Estava certa sobre abortar, assim como sabia que se eu falasse sobre aquela gravidez para Edward ele também estaria 100% certo disso. Não teria aquele filho de jeito nenhum, eu poderia queimar no inferno depois e ter os conservadores me perseguindo com suas palavras de repúdio, mas não me tornaria uma mãe.

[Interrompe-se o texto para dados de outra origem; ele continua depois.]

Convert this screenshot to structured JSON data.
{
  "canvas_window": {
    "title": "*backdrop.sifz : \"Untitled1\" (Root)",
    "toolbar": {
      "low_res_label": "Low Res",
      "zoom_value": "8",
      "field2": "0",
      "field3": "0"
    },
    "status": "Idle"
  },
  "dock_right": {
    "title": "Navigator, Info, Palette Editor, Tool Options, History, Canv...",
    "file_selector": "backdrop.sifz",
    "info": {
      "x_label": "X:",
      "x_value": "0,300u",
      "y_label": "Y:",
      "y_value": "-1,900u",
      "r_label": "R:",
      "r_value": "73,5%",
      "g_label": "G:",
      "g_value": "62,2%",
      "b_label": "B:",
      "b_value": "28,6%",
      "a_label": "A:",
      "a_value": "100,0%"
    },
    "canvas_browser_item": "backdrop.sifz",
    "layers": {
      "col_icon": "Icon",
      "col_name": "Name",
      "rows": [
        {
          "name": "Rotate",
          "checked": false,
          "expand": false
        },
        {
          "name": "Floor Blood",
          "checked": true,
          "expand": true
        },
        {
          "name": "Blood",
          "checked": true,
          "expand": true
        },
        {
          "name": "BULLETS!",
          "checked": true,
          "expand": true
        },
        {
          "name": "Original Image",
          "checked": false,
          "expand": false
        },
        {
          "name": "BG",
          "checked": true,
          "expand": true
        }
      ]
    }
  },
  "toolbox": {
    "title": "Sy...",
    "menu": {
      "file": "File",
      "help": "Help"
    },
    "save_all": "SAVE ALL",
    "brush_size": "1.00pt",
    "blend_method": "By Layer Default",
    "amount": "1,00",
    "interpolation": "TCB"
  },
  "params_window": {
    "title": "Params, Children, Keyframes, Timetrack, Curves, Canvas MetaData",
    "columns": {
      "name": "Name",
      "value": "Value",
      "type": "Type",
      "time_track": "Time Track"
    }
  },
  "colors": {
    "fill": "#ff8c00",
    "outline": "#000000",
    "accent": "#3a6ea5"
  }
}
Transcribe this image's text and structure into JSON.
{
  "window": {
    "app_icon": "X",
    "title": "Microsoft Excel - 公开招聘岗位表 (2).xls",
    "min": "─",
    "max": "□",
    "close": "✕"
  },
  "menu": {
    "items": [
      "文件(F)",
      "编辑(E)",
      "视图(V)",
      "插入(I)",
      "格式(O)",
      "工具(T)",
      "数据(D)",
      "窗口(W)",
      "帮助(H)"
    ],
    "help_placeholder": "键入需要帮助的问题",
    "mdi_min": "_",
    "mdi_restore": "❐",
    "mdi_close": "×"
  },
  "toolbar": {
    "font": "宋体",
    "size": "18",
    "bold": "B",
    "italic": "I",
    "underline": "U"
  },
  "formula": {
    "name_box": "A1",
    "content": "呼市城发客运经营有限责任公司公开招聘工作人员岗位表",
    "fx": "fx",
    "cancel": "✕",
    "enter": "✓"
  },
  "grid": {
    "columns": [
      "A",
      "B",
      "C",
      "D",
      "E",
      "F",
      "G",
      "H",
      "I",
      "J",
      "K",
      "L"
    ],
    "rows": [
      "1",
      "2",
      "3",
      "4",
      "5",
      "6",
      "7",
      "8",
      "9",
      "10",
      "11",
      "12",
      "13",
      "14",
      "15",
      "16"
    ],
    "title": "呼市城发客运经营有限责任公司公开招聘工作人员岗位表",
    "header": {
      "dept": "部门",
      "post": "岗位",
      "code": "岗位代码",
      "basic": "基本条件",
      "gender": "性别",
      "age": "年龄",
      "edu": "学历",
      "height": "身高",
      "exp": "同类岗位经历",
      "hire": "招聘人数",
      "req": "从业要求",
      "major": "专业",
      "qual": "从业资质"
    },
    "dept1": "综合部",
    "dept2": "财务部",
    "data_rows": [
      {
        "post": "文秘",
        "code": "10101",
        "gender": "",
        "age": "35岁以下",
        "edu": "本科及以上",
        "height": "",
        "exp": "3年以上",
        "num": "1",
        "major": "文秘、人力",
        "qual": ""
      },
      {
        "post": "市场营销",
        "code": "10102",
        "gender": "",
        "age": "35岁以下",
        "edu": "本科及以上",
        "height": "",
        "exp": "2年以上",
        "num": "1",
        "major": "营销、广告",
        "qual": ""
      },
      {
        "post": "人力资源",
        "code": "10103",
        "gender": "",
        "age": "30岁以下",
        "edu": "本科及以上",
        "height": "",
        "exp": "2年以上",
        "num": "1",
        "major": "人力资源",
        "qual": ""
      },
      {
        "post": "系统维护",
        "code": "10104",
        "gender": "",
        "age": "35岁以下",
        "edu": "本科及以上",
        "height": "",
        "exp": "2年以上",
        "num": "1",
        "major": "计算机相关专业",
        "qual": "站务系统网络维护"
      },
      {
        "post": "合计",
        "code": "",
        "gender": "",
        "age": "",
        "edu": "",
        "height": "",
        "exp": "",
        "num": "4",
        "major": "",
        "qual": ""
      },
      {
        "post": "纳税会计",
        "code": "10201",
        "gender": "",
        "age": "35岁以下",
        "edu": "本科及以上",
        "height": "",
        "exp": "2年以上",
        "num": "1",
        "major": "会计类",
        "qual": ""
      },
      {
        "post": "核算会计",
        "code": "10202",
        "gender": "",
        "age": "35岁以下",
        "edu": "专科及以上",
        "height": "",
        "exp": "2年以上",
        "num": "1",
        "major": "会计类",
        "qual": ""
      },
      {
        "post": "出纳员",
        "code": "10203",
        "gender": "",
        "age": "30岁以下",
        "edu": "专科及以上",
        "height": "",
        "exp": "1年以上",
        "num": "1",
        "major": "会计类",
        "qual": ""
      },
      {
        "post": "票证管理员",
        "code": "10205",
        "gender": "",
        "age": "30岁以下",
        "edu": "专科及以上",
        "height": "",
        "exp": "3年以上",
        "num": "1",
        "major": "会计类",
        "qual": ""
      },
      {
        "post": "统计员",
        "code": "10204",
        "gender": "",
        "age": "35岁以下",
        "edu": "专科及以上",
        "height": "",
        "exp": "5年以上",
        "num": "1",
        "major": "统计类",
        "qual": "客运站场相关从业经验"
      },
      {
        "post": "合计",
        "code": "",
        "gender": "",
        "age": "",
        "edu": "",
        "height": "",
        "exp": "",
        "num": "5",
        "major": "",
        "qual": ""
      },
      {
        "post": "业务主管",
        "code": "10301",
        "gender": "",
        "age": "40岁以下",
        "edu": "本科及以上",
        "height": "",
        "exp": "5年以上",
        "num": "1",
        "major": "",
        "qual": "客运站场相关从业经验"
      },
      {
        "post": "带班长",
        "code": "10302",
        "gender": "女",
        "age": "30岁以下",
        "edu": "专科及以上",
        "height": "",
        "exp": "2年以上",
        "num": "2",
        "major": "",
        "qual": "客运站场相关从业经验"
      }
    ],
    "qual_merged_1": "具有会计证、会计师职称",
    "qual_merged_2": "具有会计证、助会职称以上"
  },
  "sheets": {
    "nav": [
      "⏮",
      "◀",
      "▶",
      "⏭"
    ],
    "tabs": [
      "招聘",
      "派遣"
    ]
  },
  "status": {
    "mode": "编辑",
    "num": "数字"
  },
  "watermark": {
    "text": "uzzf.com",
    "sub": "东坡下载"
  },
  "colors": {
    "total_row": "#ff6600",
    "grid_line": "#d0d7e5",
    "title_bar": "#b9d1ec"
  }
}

Tirei o folheto da clínica de aborto da bolsa e li tudo, depois peguei o exame e consegui entender o positivo ali. Era assustador pensar que tinha algo crescendo dentro de mim, a Isabella de antes do Escândalo Swan teria amado a ideia, a garota que cresceu fazendo tranças em suas bonecas e irmãs, sonhando com o dia que teria sua família perfeita, mas eu não era mais essa Isabella.
***
Larguei minha bolsa sobre o balcão da cozinha da mansão de Edward e desci para a sala de música, ele estava só em casa, apenas com os seguranças e Felix me informou onde meu namorado estava. O músico estava tocando Garota no piano, ali no mesmo local que tudo começou, onde tivemos nosso primeiro beijo e primeira foda.
— Edward? — chamei por ele.
Tinha de contar a ele o que estava acontecendo, mesmo que no dia seguinte eu já fosse resolver aquele problema. Ele precisava saber, era justo.
Edward parou de tocar, olhou para mim e sorriu.
— Oi, linda.
— Eu estou grávida — falei de uma vez.
O sorriso dele desapareceu, nossos dias de merda estavam só começando naquele instante.